The difficulty in copying multiple CD’s from an Audiobook is that frequently the files on the CD have the same names. CD1 would have files labelled Track 1, Track 2, …Track n and these would be the same names on the other CD’s for the AudioBook. There is no way to properly copy these to the Sansa Clip (or any other MP3 player) without first modifying the ID3 Tag structure of the files on these CD’s. What you must know is the Sansa Clip relies primarily on the ID3 tags associated with the audio files. The names really don’t matter and even what folder you make on the clip doesn’t matter. The other point to note is that putting them in the music files as verse to putting them in audiobook folder on the Sansa Clip is NOT the solution. You have to first rip the cd’s to an MP3 format and there are several programs (including windows media player) that you can use to do that. After you have them on your hard disk in a directory (I usually create one called Ripped) you can now modify the ID3 tags so the Sansa clip can properly handle the individual files on all the different CD’s you started with. The ID3 tag you are principally concerned with is the title tag. If you go into windows explorer and highlite the audio mp3 file and then right click and choose properties from the drop down menu. You then go to details (if you have Vista OS) or summary (if you have windows XP) and you will see a window with the ID3 Tags. These include: title, album artist, genre, #(track Number), and others. You are primarily interested in the title, album and genre. If you look at the title it might have track1 or cd1 track 1 or some other designation in it. You must make sure that the titles for each of the files on the one cd you ripped are different and identifiable by a numeric order like track1, track 2, … track n. The problem comes about when each of the Cd’s use the same title designations. You need to change this so on CD1 the titles for all the files look like: CD1 track 1, CD1 track 2, … CD1 track n and for CD2 the title look like: CD2 track 1, CD2 track 2, … CD2 track n. Now the Sansa clip can distinguish the different CD’s and still have an ordered approach to the individaul files on each CD. The track numbers actually represent the chapter numbers in the book on an individual CD.

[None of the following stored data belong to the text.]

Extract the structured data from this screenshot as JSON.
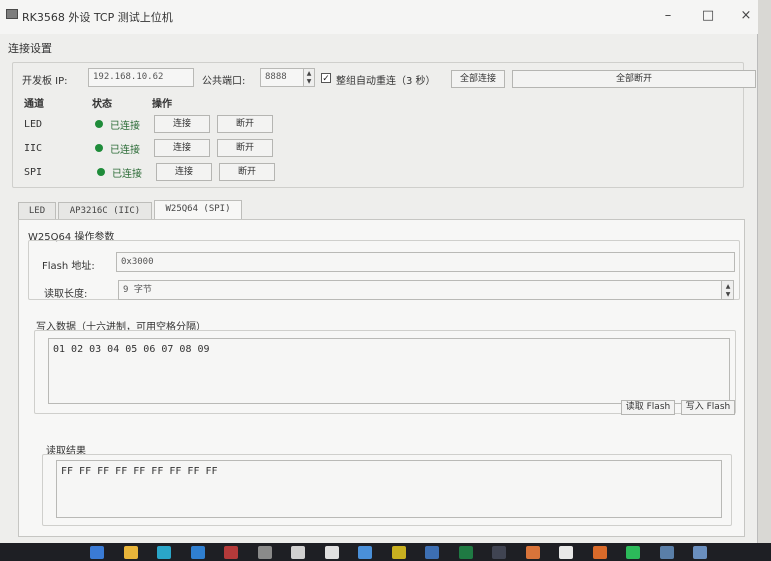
{
  "window": {
    "title": "RK3568 外设 TCP 测试上位机",
    "minimize": "–",
    "maximize": "□",
    "close": "×"
  },
  "connection": {
    "section_title": "连接设置",
    "ip_label": "开发板 IP:",
    "ip_value": "192.168.10.62",
    "port_label": "公共端口:",
    "port_value": "8888",
    "auto_reconnect_label": "整组自动重连（3 秒）",
    "auto_reconnect_checked": "✓",
    "connect_all": "全部连接",
    "disconnect_all": "全部断开",
    "headers": {
      "channel": "通道",
      "status": "状态",
      "action": "操作"
    },
    "channels": [
      {
        "name": "LED",
        "status": "已连接",
        "connect": "连接",
        "disconnect": "断开"
      },
      {
        "name": "IIC",
        "status": "已连接",
        "connect": "连接",
        "disconnect": "断开"
      },
      {
        "name": "SPI",
        "status": "已连接",
        "connect": "连接",
        "disconnect": "断开"
      }
    ],
    "status_color": "#1f8c3a"
  },
  "tabs": [
    {
      "label": "LED"
    },
    {
      "label": "AP3216C (IIC)"
    },
    {
      "label": "W25Q64 (SPI)"
    }
  ],
  "w25q64": {
    "params_title": "W25Q64 操作参数",
    "flash_addr_label": "Flash 地址:",
    "flash_addr_value": "0x3000",
    "read_len_label": "读取长度:",
    "read_len_value": "9 字节",
    "write_title": "写入数据（十六进制，可用空格分隔）",
    "write_value": "01 02 03 04 05 06 07 08 09",
    "read_flash_btn": "读取 Flash",
    "write_flash_btn": "写入 Flash",
    "read_result_title": "读取结果",
    "read_result_value": "FF FF FF FF FF FF FF FF FF"
  },
  "taskbar_icons": [
    {
      "name": "windows-start-icon",
      "color": "#3a7bd5"
    },
    {
      "name": "file-explorer-icon",
      "color": "#e8b53a"
    },
    {
      "name": "edge-browser-icon",
      "color": "#2aa6c9"
    },
    {
      "name": "vscode-icon",
      "color": "#2f7fd0"
    },
    {
      "name": "red-app-icon",
      "color": "#b43a3a"
    },
    {
      "name": "tool-app-icon",
      "color": "#8a8a8a"
    },
    {
      "name": "chatgpt-icon",
      "color": "#d0d0d0"
    },
    {
      "name": "spiral-app-icon",
      "color": "#e0e0e0"
    },
    {
      "name": "notepad-icon",
      "color": "#4a90d9"
    },
    {
      "name": "terminal-app-icon",
      "color": "#c8b020"
    },
    {
      "name": "phone-app-icon",
      "color": "#3d6fb3"
    },
    {
      "name": "excel-icon",
      "color": "#1f7a43"
    },
    {
      "name": "terminal-icon",
      "color": "#404452"
    },
    {
      "name": "orange-app-icon",
      "color": "#d9743a"
    },
    {
      "name": "typora-icon",
      "color": "#e8e8e8"
    },
    {
      "name": "grid-app-icon",
      "color": "#d86a2a"
    },
    {
      "name": "wechat-icon",
      "color": "#2cba5a"
    },
    {
      "name": "window-app-icon",
      "color": "#5a7fa8"
    },
    {
      "name": "remote-desktop-icon",
      "color": "#6a8fbf"
    }
  ]
}
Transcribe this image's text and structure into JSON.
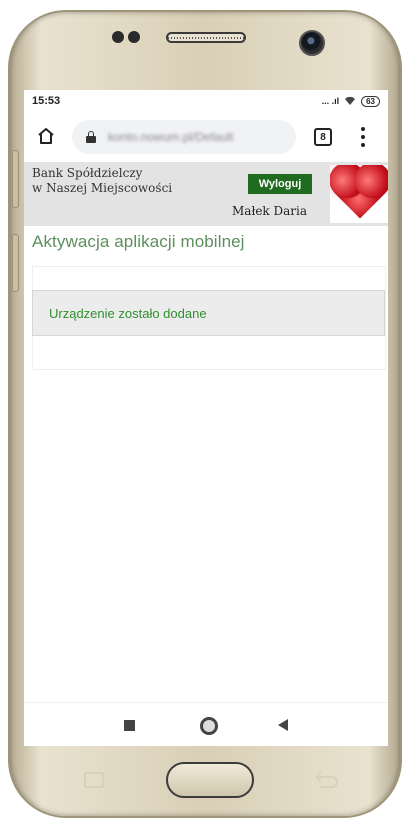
{
  "status_bar": {
    "time": "15:53",
    "signal_text": "... .ıl",
    "battery": "63"
  },
  "browser": {
    "url": "konto.nowum.pl/Default",
    "tabs_count": "8"
  },
  "bank_header": {
    "bank_name_line1": "Bank Spółdzielczy",
    "bank_name_line2": "w Naszej Miejscowości",
    "logout_label": "Wyloguj",
    "user_name": "Małek Daria"
  },
  "page": {
    "title": "Aktywacja aplikacji mobilnej",
    "message": "Urządzenie zostało dodane"
  },
  "colors": {
    "accent_green": "#1f6b1f",
    "title_green": "#5c8f5c",
    "message_green": "#2f8f2f"
  },
  "icons": [
    "home-icon",
    "lock-icon",
    "tabs-icon",
    "menu-icon",
    "wifi-icon",
    "nav-recent-icon",
    "nav-home-icon",
    "nav-back-icon"
  ]
}
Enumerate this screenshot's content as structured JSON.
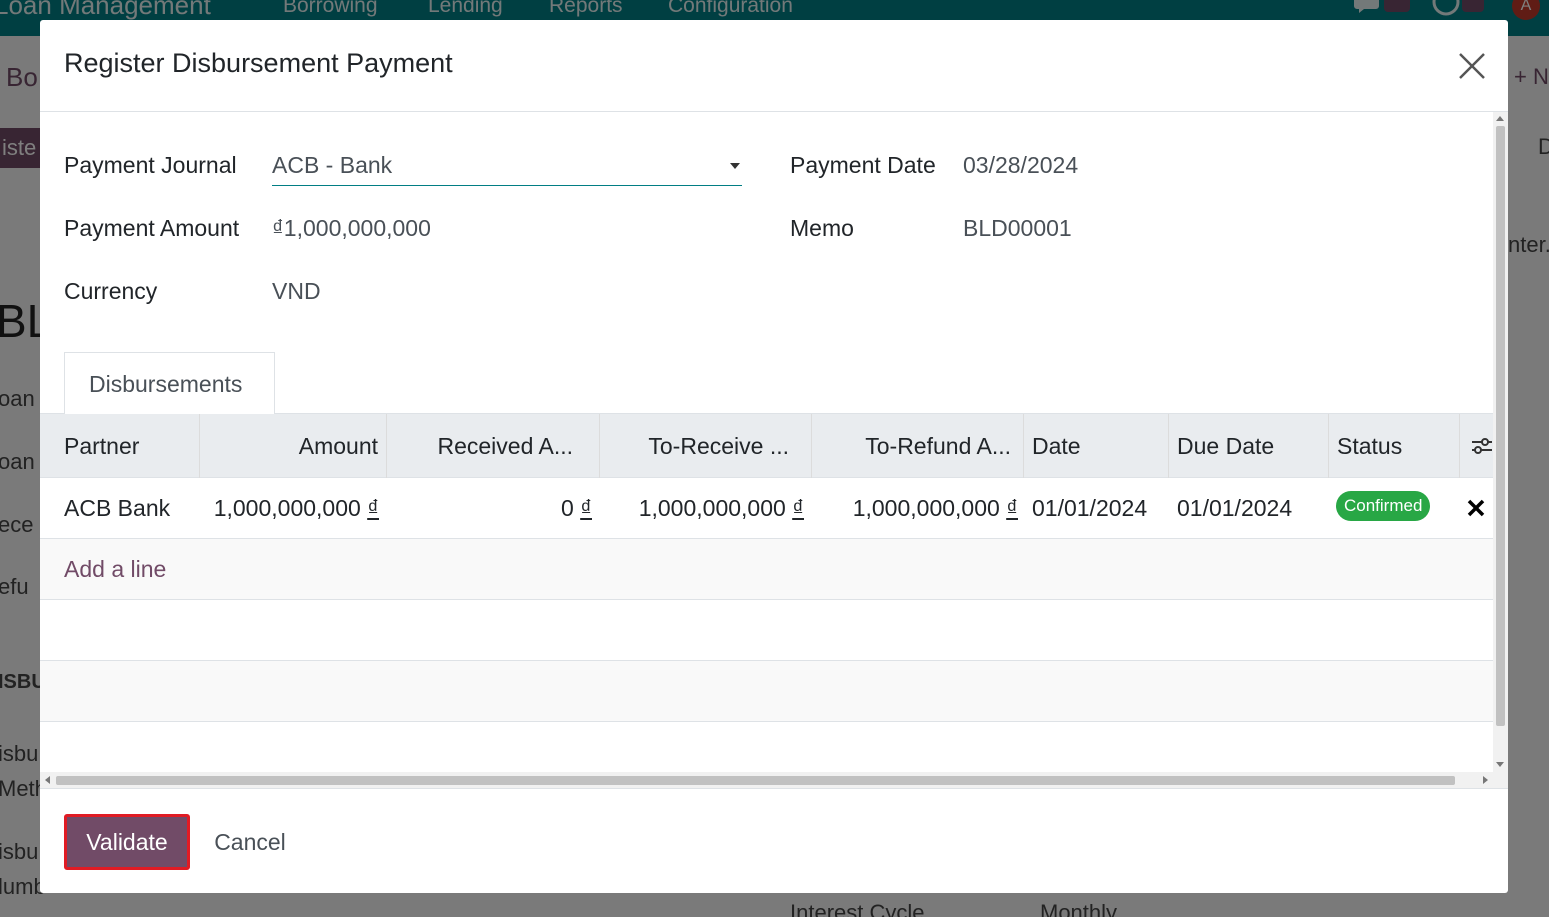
{
  "background": {
    "app_title": "Loan Management",
    "menu": [
      "Borrowing",
      "Lending",
      "Reports",
      "Configuration"
    ],
    "avatar_letter": "A",
    "fragments": {
      "breadcrumb": "Bo",
      "chip": "iste",
      "new_btn": "+ N",
      "record_name": "BL",
      "right_label": "D",
      "right_text": "nter.",
      "label1": "oan",
      "label2": "oan",
      "label3": "ece",
      "label4": "efu",
      "section": "ISBU",
      "label5": "isbu",
      "label6": "Meth",
      "label7": "isbu",
      "label8": "lumb",
      "interest_cycle_label": "Interest Cycle",
      "interest_cycle_value": "Monthly"
    }
  },
  "dialog": {
    "title": "Register Disbursement Payment",
    "fields": {
      "payment_journal_label": "Payment Journal",
      "payment_journal_value": "ACB - Bank",
      "payment_date_label": "Payment Date",
      "payment_date_value": "03/28/2024",
      "payment_amount_label": "Payment Amount",
      "payment_amount_value": "₫1,000,000,000",
      "memo_label": "Memo",
      "memo_value": "BLD00001",
      "currency_label": "Currency",
      "currency_value": "VND"
    },
    "tab_label": "Disbursements",
    "table": {
      "columns": [
        "Partner",
        "Amount",
        "Received A...",
        "To-Receive ...",
        "To-Refund A...",
        "Date",
        "Due Date",
        "Status"
      ],
      "row": {
        "partner": "ACB Bank",
        "amount": "1,000,000,000",
        "received": "0",
        "to_receive": "1,000,000,000",
        "to_refund": "1,000,000,000",
        "currency_symbol": "₫",
        "date": "01/01/2024",
        "due_date": "01/01/2024",
        "status": "Confirmed"
      },
      "add_line": "Add a line"
    },
    "footer": {
      "validate": "Validate",
      "cancel": "Cancel"
    }
  },
  "colors": {
    "brand": "#714b67",
    "topbar": "#017e84",
    "status_confirmed": "#28a745",
    "highlight": "#e01b24"
  }
}
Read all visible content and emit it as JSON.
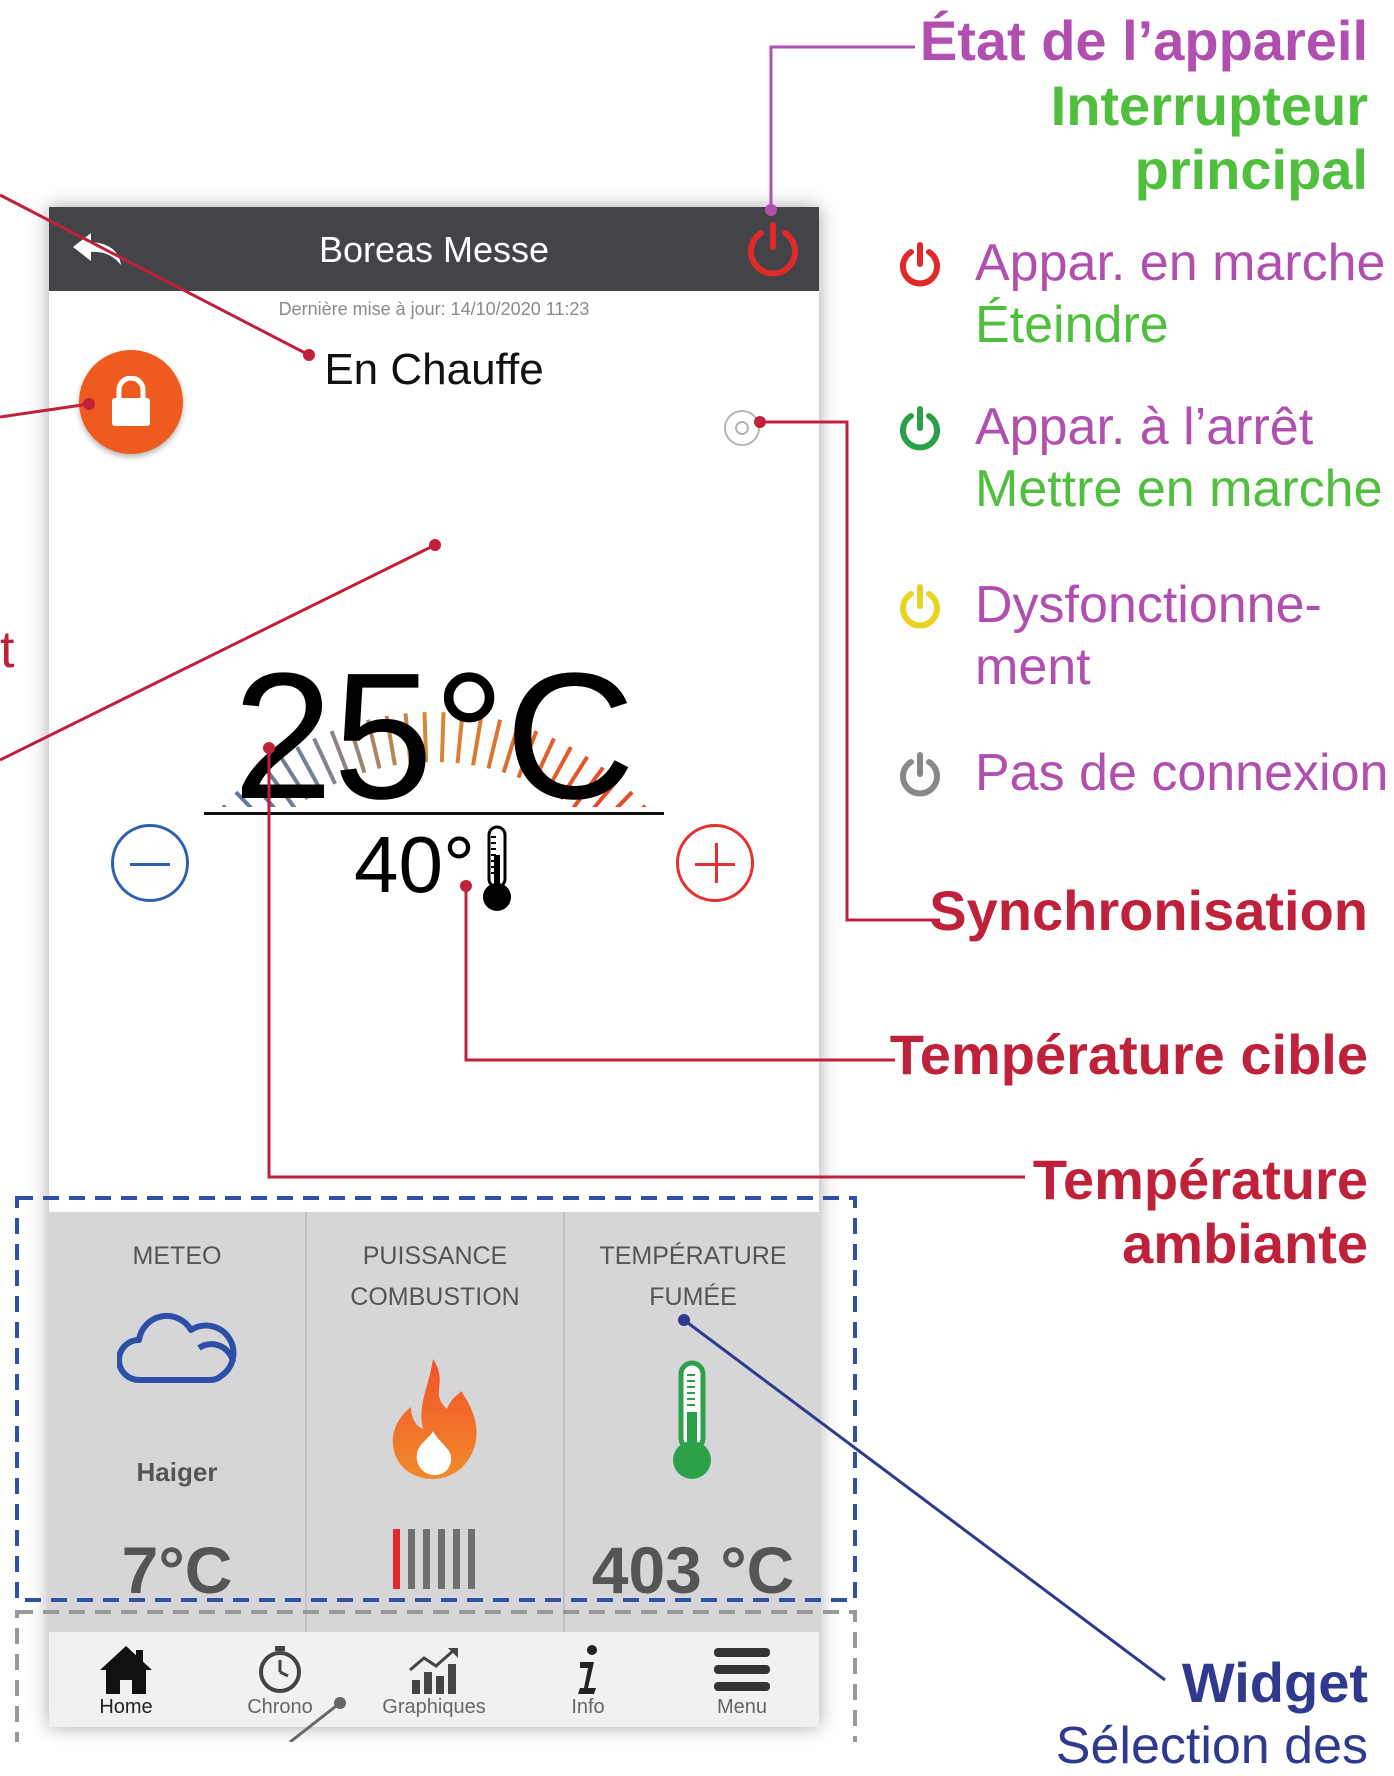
{
  "app": {
    "title": "Boreas Messe",
    "last_update": "Dernière mise à jour: 14/10/2020 11:23",
    "status": "En Chauffe",
    "ambient_temperature": "25°C",
    "target_temperature": "40°"
  },
  "widgets": [
    {
      "title_line1": "METEO",
      "title_line2": "",
      "subtitle": "Haiger",
      "value": "7°C",
      "icon": "cloud-icon"
    },
    {
      "title_line1": "PUISSANCE",
      "title_line2": "COMBUSTION",
      "value": "",
      "icon": "flame-icon",
      "power_level": 1,
      "power_max": 6
    },
    {
      "title_line1": "TEMPÉRATURE",
      "title_line2": "FUMÉE",
      "value": "403 °C",
      "icon": "thermometer-icon"
    }
  ],
  "nav": [
    {
      "label": "Home",
      "icon": "home-icon"
    },
    {
      "label": "Chrono",
      "icon": "stopwatch-icon"
    },
    {
      "label": "Graphiques",
      "icon": "chart-icon"
    },
    {
      "label": "Info",
      "icon": "info-icon"
    },
    {
      "label": "Menu",
      "icon": "menu-icon"
    }
  ],
  "annotations": {
    "device_state_title": "État de l’appareil",
    "main_switch_line1": "Interrupteur",
    "main_switch_line2": "principal",
    "legend": [
      {
        "line1": "Appar. en marche",
        "line2": "Éteindre",
        "icon_color": "#e02a2a"
      },
      {
        "line1": "Appar. à l’arrêt",
        "line2": "Mettre en marche",
        "icon_color": "#2da04a"
      },
      {
        "line1": "Dysfonctionne-",
        "line2": "ment",
        "icon_color": "#e8d420"
      },
      {
        "line1": "Pas de connexion",
        "line2": "",
        "icon_color": "#888888"
      }
    ],
    "sync": "Synchronisation",
    "target_temp": "Température cible",
    "ambient_temp_line1": "Température",
    "ambient_temp_line2": "ambiante",
    "widget": "Widget",
    "widget_sub": "Sélection des",
    "left_fragment": "t"
  },
  "colors": {
    "appbar": "#424448",
    "lock": "#ef5b1e",
    "power": "#e02a2a",
    "purple": "#b04fb0",
    "green": "#4fbf3d",
    "red": "#c0213a",
    "blue": "#2f3a8f"
  }
}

Now for the hard part. How do you change the ID3 tags on your hard drive for these MP3 audio files. You cannot do it easily with windows explorer, or windows media player. You would have to go into each track on each cd and modify the name from say track1 to CD1 track1 on CD1 and then for all the other tracks on that CD1. Then you would have to repeat the process for all the other CD’s. The easy way to do this is to get the program MP3tags at this site: httx://www.mp3tag.de/en/index.html
Replace x in httx with p http
You might have to search on this page to get the download but it is free and it works. You can read the documentation about this program on the site page. I will show you one way I did it. You need to setup an action by clicking on the action link in toolbar of the MP3tag program.
Create a new action in an existing action group and choose Format value as action type.
In Field you can choose to which tag field the formatting rule should be applied.
In Format string enter the placeholder for the field selected above and the string which should be appended.
Example:
If you want to append the string " xyz" to the current value of the comment field:
Action type: Format value
Field: COMMENT
Format string: %comment% xyz
Of course you can use this also to add "xyz " in front of the tag value or to copy one value to another field.
This info is available at this site: httx://forums.mp3tag.de/lofiversion/index.php/t980.html#entry4106
You need to try it and play with it. Replace x in httx with p http
This does work. I have several books loaded and playing on my Sansa Clip under Audiobook and they each show their own directory structure on the Sansa clip. I was not able to get help form Sansa Technical support on this issue as they told me I would have to do it windows media player and do it manually for each file on each CD. The only response they could offer is that it is the same on the other MP3 players out there. They had not heard of the program MP3 tags. It is great and really makes it easy to use the Sansa Clip. It would be nice if Sandisk would adopt this program and provide it with the Sansa clip and provide instructions for it similar to the one I outlined above. This is only the tip of the iceberg for this freeware program it can do a lot more. Try it.